Интересно, что всё же было на этой вакханалии тупого пьянства. Помню только тот момент, что Амину от Крис оттаскивала, когда они драться начинали. Только они обе этого не помнят, и это к лучшему, наверное. Не хочу, чтобы Захарова знала, что уже тогда я пыталась её защитить, оттаскивая человека, который просто мог её убить одним щелчком пальцев, даже особо не стараясь. Та потасовка, что была, — это просто разминка для них двоих. Кажется, что напряг между ними всё еще есть.

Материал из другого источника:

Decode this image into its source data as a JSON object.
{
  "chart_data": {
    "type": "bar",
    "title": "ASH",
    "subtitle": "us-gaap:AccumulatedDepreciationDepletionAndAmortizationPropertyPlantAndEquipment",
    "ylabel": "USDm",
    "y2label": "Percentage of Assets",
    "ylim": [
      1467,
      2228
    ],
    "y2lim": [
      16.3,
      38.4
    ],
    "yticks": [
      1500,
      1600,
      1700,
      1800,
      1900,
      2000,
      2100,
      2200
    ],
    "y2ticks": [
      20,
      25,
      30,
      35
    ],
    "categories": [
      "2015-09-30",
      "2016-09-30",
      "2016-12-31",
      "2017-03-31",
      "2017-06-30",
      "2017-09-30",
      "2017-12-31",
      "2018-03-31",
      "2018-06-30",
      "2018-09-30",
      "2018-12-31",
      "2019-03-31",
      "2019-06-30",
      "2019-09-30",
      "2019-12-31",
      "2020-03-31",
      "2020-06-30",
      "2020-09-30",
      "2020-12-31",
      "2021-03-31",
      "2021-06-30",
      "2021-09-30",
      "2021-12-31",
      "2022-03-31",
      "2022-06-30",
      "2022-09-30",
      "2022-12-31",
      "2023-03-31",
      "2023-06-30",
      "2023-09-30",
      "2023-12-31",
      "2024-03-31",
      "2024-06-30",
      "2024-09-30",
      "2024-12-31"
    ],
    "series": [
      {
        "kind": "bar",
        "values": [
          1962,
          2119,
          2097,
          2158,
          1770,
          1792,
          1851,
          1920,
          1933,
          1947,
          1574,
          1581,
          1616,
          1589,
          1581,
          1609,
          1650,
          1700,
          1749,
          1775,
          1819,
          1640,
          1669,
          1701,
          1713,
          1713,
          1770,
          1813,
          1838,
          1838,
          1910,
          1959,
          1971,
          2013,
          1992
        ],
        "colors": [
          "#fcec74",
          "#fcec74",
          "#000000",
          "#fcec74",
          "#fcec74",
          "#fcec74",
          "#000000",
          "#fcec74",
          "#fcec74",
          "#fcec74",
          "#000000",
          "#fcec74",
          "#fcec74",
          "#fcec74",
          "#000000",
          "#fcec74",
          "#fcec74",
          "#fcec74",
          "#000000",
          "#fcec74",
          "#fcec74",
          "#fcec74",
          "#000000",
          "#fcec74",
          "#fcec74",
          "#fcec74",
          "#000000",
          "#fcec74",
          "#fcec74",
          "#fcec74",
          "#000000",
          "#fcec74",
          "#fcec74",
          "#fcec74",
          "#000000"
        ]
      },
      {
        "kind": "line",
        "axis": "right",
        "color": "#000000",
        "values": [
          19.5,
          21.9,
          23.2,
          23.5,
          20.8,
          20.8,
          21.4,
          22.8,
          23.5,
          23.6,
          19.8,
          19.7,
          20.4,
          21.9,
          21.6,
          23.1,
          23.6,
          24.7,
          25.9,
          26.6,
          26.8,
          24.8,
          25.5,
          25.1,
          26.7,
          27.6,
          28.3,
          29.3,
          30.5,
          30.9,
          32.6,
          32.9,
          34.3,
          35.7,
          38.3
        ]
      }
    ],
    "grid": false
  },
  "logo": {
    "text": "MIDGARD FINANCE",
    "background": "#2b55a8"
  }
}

Блять. Как страшно смотреть на свой дебют на экране. Это просто пиздец какой-то. Боюсь, что смонтировали всё так, что я теперь гнида последняя, которая всех гнобила за зависимости от вредных веществ, начиная от сигарет и заканчивая тяжелой наркотой. Только я не чморила никого, потому что понимаю, как им пиздец трудно там. Камон, я на последних неделях своего пребывания на проекте смотрела, чтобы Крис не сорвалась и не набухалась вдрызг как обычно.
Блять. Интересно, оставят ли эти моменты с нашими томными взглядами? Увидят ли, что иногда мы вместе на испытаниях не просто так стояли? Заметят ли, что я сгорала от ревности к Мишель? Может, вставят тот момент, где Кира пытается меня удержать от глупости всеми возможными способами? Я не знаю, хочу ли, чтобы вся страна знала о том, что мы какое-то время хуйню крутили на потеху всем. Не знаю, хочу ли, чтоб все видели, как я сильно схожу с ума по ней, только от взглядов ледяных глаз плавясь, как мед на водяной бане на сильном огне. Ничего не знаю, и от этого еще хуже, потому что определиться никак не могу, чего же на самом деле хочу. Я не знаю, чего душа моя желает. Ну, кроме одного…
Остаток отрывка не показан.